Motor input power versus output cooling effect

Motor input power versus output cooling effect

(OP)
Our organisation is installing (2) Carrier chillers on a ship,(30HXC310-PH3) with a gross cooling capacity of 1043kW each.  The motor input power for each unit is 248 kW.

What I can't get my head around is how we get more out than we put in - the fact that kW is used for both confuses me.

I've checked through "Modern Refrigeration and Air Conditioning", but can't seem to find an answer.

Thanks,
Mark

RE: Motor input power versus output cooling effect

Thread403-83874

Suggestion : Check basic Thermodynamics books

Regards,

RE: Motor input power versus output cooling effect

The compressor input is not equivalent to the cooling effect.
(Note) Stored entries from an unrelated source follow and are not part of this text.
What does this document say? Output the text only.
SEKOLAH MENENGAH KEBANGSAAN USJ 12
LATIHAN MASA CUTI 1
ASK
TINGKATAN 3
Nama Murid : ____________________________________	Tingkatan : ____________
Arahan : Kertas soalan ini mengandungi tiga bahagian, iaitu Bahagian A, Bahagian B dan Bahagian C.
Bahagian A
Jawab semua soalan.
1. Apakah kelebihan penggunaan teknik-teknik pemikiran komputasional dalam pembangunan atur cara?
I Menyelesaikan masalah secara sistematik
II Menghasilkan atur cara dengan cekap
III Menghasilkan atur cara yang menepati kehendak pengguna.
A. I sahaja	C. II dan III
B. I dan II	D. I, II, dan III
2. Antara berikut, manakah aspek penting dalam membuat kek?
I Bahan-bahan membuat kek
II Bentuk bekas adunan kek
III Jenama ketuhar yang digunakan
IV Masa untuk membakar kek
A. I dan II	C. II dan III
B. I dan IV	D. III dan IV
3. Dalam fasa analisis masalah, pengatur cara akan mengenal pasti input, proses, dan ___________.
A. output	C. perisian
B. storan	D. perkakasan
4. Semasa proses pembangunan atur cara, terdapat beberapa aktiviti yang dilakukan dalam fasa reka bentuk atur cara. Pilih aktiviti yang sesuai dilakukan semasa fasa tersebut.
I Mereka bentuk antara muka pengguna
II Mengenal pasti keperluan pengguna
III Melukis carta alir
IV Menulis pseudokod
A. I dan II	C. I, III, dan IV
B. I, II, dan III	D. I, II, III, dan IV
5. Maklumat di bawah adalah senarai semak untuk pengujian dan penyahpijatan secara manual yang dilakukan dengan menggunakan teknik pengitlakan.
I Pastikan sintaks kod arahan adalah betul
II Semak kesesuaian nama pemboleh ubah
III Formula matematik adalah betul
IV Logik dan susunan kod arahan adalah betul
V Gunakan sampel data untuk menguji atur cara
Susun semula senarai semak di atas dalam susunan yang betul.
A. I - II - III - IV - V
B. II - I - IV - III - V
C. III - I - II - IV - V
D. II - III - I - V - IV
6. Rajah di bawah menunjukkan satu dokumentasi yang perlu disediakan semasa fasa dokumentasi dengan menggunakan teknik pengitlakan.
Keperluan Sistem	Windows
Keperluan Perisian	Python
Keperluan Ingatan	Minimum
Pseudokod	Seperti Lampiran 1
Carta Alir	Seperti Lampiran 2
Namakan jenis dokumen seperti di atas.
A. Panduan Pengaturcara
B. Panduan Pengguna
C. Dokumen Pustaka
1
Instead it is used to transfer heat from the space to the heat rejection source. Thus the thermodynamic formula is:

compressor input + cooling effect = heat of rejection to air if aircooled, to water if water cooled.

RE: Motor input power versus output cooling effect

markcoleman: The formula for a heat engine is Eff=T1-T2 ^ T1
For a refrigeration Eff=T2 ^ T1-T2
What you are looking at is called the coefficient of performance of a refrigeration machine. Efficiencies of heat engines are always less then 1.00,while the (cop) of refrigeration machines are always greater then 1.00
The cop for a refrigeration machine is the "net refrigeration effect" ^ "heat equivilent of mechanical work"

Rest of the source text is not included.